Лапушкин приготовил ванночку, надел стеклянную маску и налил в ванну соляной кислоты. Я смотрел теперь издалека, так как второй маски (для защиты глаз от кислоты) не было. В ванночку был опущен наш лист с переведенным рисунком.
— Сплав защищает медь от разъедания, — глухо послышалось из-под маски, — а там, где сплав вырезан, медь соединяется с кислотой и превращает ее в медный купорос. Видно вам, как жидкость позеленела?
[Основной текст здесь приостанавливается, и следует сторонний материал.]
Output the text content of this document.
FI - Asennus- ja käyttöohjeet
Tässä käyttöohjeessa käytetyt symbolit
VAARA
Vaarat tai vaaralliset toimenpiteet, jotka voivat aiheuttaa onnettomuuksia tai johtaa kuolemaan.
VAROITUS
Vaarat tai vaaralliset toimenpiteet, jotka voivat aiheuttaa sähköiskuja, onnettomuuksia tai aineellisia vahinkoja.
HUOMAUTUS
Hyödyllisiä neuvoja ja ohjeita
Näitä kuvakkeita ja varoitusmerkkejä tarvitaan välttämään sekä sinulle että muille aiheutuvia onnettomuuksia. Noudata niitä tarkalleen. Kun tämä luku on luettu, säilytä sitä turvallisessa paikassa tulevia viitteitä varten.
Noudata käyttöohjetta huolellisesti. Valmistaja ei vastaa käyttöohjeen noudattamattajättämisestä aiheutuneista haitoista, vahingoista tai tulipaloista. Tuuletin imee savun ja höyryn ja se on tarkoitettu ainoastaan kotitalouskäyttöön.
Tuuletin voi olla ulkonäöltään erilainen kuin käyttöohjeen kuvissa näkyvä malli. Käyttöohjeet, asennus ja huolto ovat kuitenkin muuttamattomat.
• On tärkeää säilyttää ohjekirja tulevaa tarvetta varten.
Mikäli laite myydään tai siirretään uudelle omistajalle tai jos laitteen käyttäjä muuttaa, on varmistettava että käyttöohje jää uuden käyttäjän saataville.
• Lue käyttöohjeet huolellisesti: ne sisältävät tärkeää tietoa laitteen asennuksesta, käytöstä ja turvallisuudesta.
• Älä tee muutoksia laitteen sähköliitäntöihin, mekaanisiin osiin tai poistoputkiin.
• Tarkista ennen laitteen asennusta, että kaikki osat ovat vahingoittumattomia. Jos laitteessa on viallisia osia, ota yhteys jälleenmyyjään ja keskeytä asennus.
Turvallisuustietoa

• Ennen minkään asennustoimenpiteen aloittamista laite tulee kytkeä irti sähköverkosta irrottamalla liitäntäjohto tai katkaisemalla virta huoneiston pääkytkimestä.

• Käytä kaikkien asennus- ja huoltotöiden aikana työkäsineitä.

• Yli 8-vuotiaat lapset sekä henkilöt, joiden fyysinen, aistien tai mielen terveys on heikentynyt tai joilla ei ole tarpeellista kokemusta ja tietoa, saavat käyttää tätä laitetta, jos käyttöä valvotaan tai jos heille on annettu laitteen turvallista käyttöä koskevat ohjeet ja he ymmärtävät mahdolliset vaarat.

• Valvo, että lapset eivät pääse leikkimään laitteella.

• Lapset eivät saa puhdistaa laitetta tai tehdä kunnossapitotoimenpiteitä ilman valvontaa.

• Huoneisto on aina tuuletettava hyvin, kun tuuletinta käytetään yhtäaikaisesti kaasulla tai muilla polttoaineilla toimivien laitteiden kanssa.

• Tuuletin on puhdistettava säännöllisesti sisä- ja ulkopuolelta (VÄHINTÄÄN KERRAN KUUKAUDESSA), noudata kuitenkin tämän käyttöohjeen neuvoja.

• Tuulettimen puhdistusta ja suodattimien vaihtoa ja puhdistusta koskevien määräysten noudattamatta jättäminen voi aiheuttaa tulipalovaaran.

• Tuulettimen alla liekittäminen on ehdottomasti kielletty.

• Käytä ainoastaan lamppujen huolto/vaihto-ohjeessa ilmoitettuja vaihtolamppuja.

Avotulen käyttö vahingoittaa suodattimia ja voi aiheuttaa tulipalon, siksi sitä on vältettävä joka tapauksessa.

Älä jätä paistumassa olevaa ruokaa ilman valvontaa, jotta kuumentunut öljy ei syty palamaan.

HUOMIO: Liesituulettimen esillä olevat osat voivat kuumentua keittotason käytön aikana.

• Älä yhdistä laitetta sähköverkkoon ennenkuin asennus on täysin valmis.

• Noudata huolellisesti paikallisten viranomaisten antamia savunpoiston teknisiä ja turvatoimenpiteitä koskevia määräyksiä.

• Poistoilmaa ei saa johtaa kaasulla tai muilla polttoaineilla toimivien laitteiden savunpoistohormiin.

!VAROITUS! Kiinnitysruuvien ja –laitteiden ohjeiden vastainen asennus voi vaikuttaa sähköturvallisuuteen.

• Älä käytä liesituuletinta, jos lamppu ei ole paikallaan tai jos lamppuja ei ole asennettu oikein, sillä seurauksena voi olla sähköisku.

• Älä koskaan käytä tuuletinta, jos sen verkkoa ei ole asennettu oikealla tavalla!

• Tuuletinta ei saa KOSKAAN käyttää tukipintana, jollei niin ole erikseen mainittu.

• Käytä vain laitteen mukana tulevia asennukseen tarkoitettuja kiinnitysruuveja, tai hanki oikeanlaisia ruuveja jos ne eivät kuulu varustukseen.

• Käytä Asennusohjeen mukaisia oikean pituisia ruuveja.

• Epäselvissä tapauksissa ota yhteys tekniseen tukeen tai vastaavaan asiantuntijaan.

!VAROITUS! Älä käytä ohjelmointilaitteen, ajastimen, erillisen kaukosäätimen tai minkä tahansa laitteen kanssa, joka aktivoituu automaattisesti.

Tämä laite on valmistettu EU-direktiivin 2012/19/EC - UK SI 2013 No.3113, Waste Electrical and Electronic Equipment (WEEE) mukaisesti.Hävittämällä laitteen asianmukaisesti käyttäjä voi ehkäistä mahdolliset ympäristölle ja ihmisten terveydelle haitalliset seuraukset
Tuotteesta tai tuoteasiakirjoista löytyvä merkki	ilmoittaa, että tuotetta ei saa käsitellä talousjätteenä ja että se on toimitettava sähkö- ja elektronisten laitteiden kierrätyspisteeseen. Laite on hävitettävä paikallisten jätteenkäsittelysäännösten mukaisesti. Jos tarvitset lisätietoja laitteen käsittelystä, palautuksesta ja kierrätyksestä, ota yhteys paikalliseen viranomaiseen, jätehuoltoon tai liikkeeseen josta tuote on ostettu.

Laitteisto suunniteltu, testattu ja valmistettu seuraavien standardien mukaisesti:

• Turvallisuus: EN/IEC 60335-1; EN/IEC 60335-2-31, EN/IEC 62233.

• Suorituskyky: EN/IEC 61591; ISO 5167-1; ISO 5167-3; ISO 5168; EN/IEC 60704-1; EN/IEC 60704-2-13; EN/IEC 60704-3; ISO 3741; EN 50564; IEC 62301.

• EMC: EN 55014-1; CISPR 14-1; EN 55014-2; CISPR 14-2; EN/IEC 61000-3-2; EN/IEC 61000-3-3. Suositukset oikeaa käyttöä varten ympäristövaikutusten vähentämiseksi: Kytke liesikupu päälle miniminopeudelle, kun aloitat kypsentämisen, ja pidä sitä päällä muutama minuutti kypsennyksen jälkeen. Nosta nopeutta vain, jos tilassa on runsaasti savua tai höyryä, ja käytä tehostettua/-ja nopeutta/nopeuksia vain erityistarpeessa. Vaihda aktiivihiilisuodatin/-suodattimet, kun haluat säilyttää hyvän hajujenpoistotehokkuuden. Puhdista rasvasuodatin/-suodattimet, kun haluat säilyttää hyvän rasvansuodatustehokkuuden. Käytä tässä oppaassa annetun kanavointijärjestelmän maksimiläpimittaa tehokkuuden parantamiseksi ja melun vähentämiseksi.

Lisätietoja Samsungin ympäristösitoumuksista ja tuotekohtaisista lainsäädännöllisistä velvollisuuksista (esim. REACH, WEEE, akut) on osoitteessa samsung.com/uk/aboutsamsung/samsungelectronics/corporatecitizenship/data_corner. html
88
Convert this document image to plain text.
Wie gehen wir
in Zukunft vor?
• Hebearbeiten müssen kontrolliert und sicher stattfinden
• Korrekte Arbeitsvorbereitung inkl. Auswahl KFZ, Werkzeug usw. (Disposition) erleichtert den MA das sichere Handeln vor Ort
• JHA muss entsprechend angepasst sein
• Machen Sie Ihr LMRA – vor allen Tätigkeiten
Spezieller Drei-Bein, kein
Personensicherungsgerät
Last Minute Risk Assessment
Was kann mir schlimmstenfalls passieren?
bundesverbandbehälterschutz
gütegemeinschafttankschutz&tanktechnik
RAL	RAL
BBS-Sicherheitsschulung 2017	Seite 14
Где у вас вырезано, медь вытравливается, и вдоль по обрезам садятся белые пузырьки. Мы их стряхиваем (он осторожно провел щеточкой по листу) и ждем, пока они сядут вторично. Тэк-с. А теперь готово.
Он вынул лист, обчистил и обмыл его, убрал ванну и снял маску. Медный лист был покрыт тончайшим рисунком, подобным негативу.
— Уморились? Видите, сколько работы, а радости-то от нее все еще никакой. — Он накинул свой халатик, взял лист и ушел в другую мастерскую, где были типографские машины. Я ждал его, перелистывая толстую книгу теперь с настоящим, непритворным интересом. Он вернулся наконец и подал мне два белых листа с отпечатком. Я увидел простодушно-старомодный рисунок — речку с пологими берегами в кустарнике и широкие крылья ветряной мельницы за рекой. Гравюра была наивная и грустная.
— Вот она где, радость-то, — довольным тоном произнес Лапушкин, — этакую штучку под рассказ или сказочку хорошо поместить. Наша пластинка даст отпечатков двести — триста. Этот вот, самый первый, я вам на память подарю, хотите?
Я, разумеется, хотел. Он сел к столу, взял ручку и написал, забавно оттопыривая мизинчик, изящным бисерным почерком: «Дорогому Сергею Ивановичу Батюшкову, — вспоминать добром гравера Лапушкина».